Whatever happens, Jon Lester is forever a Chicago Cub
Jon Lester helped bring a title to the Cubs (David Banks - USA Today Sports)

Whatever happens, Jon Lester is forever a Chicago Cub

by - Contributor -

When a major league pitcher has a career spanning nearly two decades, it's not surprising to see him rack up both individual and team-oriented accolades – Jon Lester is no exception.

Over his 15 seasons, Lester has become a three-time World Series champion (Red Sox: 2007, 2013. Cubs: 2016), a five-time, All-Star (Red Sox: 2010, 2011, 2014, Cubs: 2016, 2018), a National League Championship Series MVP (Cubs: 2016), was the 2018 National League wins leader with the Cubs (18 wins).

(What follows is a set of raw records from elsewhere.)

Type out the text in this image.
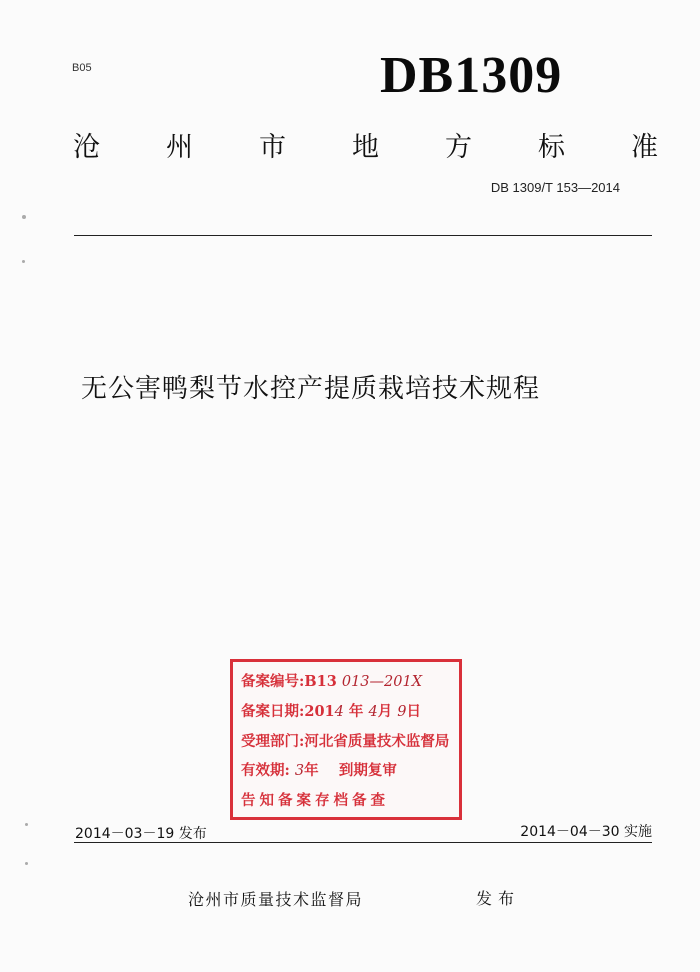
B05	DB1309
沧 州 市 地 方 标 准
DB 1309/T 153—2014
无公害鸭梨节水控产提质栽培技术规程
备案编号:B13 013—201X
备案日期:2014 年 4月 9日
受理部门:河北省质量技术监督局
有效期: 3年 到期复审
告知备案存档备查
2014－03－19 发布	2014－04－30 实施
沧州市质量技术监督局	发布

Additionally, the left-hander boasts an impressive 193-111 career record with a 3.60 ERA, including a 2008 no-hitter with Boston. Such statistics have allowed 36-year-old Lester to take the mound on Opening Day eight times, including three straight appearances with the Cubs (2017, 2018, 2019).

The southpaw's accomplishments are plentiful, but few can argue that Lester's most important seasons were those spent on Chicago's North Side – where No. 34 donned the blue pinstripes in the friendly, ivy-laden confines of Wrigley Field since 2015.

As a free agent in December 2014, MLB brass was swooning over the big lefty, the Cubs included. While the interest in the veteran starter was high, it was far from certain Lester would land in Wrigleyville. Sure, there was optimism surrounding a young nucleus of infielders – Anthony Rizzo, Javy Baez, and Kris Bryant – a trio that was expected to all be with the big-league club in the coming seasons, but in reality, the Cubs were coming off a 73-win season in 2014 and still considered a couple of years away from being dominant in the NL Central and capable of making a legitimate postseason run.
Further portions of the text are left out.